Le emorroidi sono una delle patologie anorettali più comuni al giorno d'oggi. Per imbarazzo, molte persone scelgono di curarsi da sole a casa o di utilizzare rimedi tradizionali senza comprenderne le cause o i meccanismi d'azione.
1. Le emorroidi dal punto di vista della medicina tradizionale.
La medicina tradizionale cinese si riferisce alle emorroidi anche come "emorroidi inferiori", appartenenti al gruppo di patologie che insorgono nella regione anale a causa di un'ostruzione della circolazione sanguigna e del qi. Secondo la prospettiva della medicina tradizionale cinese, la malattia non deriva solo da un danno locale, ma è anche correlata a squilibri funzionali degli organi interni, in particolare della milza, dell'intestino crasso e del fegato.

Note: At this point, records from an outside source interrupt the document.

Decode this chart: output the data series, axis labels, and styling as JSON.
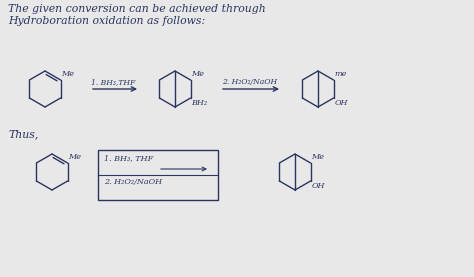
{
  "background_color": "#e8e8e8",
  "text_color": "#2a3560",
  "line_color": "#2a3560",
  "title_line1": "The given conversion can be achieved through",
  "title_line2": "Hydroboration oxidation as follows:",
  "thus_label": "Thus,",
  "font_size_title": 7.8,
  "font_size_label": 6.2,
  "font_size_sub": 5.8
}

Le persone che consumano frequentemente cibi piccanti, bevono alcolici, soffrono di stitichezza prolungata o rimangono sedute o in piedi per troppo tempo, causano un accumulo di calore umido nell'intestino crasso, con conseguente dilatazione, gonfiore, dolore e sanguinamento dei vasi sanguigni nella regione anale. Allo stesso tempo, chi svolge lavori pesanti, le donne nel periodo post-parto, gli anziani o le persone affette da malattie croniche spesso presentano una carenza di energia vitale, che rende la milza insufficiente a sostenere gli organi interni, con conseguente prolasso emorroidario al di fuori dell'ano.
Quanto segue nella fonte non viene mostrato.